À deux semaines des élections municipales le Chef de l’État a choisi d’intervenir ce soir à la télévision. Il entend tordre le bras de son Premier Ministre en accélérant le dé-confinement, en relâchant tous les freins qui pèsent sur l’économie et en calmant le débat sur les violences policières et sur le racisme. En attendant un nouveau discours sur « la France d’Après » avant le 14 juillet.

14/06/2020 - 06:30 Temps Lecture 16 mn.

De toutes ses consultations avec des chefs d’entreprise, avec les patrons de think-tank, avec les partenaires sociaux et même avec son comité scientifique, Emmanuel Macron a retenu que le plan de dé-confinement mis en place en trois étapes, le 11 mai, le 2 juin et le 22 juin, était beaucoup trop long et reposait sur une prudence excessive dictée par Matignon. Cela fait déjà plusieurs jours que le Chef de l’État et le Premier Ministre s’opposent sur ce rythme et ces excès de précaution. D’où l’interview surprenante du Professeur Delfraissy, dimanche dernier dans le JDD, revenant même sur l’idée du "confinement". D’où surtout le départ en catimini de Jean Castex, pourtant intronisé il y a deux mois "ministre du dé-confinement" et qui a vu tous ses plans remis en cause par l’Élysée. L’ancien secrétaire général adjoint de l’Élysée sous Sarkozy est retourné s’occuper des Jeux Olympiques sans la moindre communication officielle, et avec un silence gêné de Matignon.

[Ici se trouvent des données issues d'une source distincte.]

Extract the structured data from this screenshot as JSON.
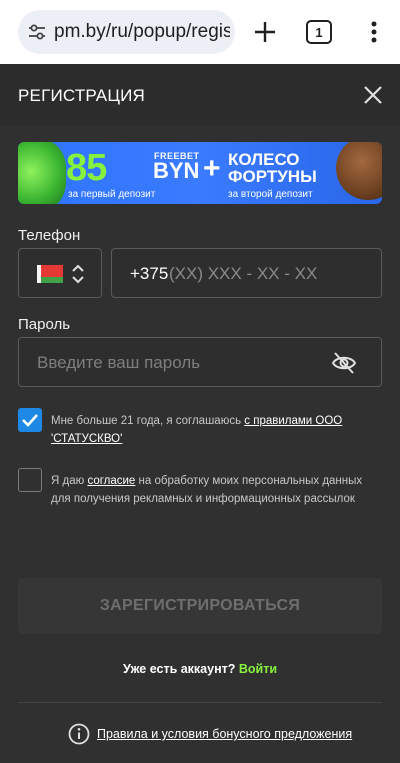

C’est cette volonté de tirer un trait définitif sur la crise sanitaire - maintenant que le conseil scientifique a écrit noir sur blanc le 10 juin que l’épidémie était sous contrôle dans le Pays - alliée à une occasion unique de reprendre l’initiative face à son Premier Ministre hyperprésent et bien trop populaire à son goût, qui a décidé le Chef de l’État à convoquer les chaînes de télévision pour une allocution solennelle ce soir à 20 heures. Selon les informations obtenues par WanSquare, dans son entourage, Emmanuel Macron souhaite prendre à témoin l’opinion sur la lenteur du dé-confinement et exiger ainsi que l’on brûle les étapes, quitte à humilier en public celui qui est en charge de tout cela, à savoir son Premier Ministre. Au préalable il a réuni vendredi le conseil scientifique, qui considère que son travail est achevé et qui souhaiterait que l’on mette fin à sa mission. Puis un conseil de défense pour apprécier l’état de préparation du Pays au risque – encore très aléatoire – d’une seconde vague de l’épidémie.

 

Une pierre dans le jardin d’Édouard Philippe

 

Il s’agit donc d’une intervention tactique de la part du Chef de l’État, destinée à se montrer aux yeux des Français comme l’incarnation de l’optimisme et de la confiance dans l’avenir. À un moment où tous les indicateurs économiques sont au rouge. Ce qui a contraint le gouvernement à examiner mercredi dernier une troisième loi de finances rectificative. À l’Élysée on juge injuste la piètre cote de popularité du Chef de l’État qui est inférieure de quinze points à celle du Premier Ministre. Et le but est donc de reprendre la main face à une opinion qui ne fait toujours pas confiance (à hauteur de 54 % des Français) à l’exécutif dans la gestion de cette crise sanitaire et de ses conséquences économiques. De fait, selon nos informations, et afin de marquer les esprits d’un grand coup, Emmanuel Macron devrait aborder la question de l'école. Le président pourrait, en particulier, évoquer l’allègement voire la suppression du protocole sanitaire dans les établissements scolaires, en raison duquel très peu d’enfants peuvent actuellement être accueillis à l’école. Car ce sujet est devenu très politique et l'opinion publique y est particulièrement sensible. Selon lui, il n'y a désormais quasi plus ou peu de méfiance face au virus à l'école et le protocole sanitaire est devenu un fardeau pour l'organisation des parents. Le Chef de l’État n'aurait donc que des points à marquer à lever les barrières encore en place dans les établissements scolaires.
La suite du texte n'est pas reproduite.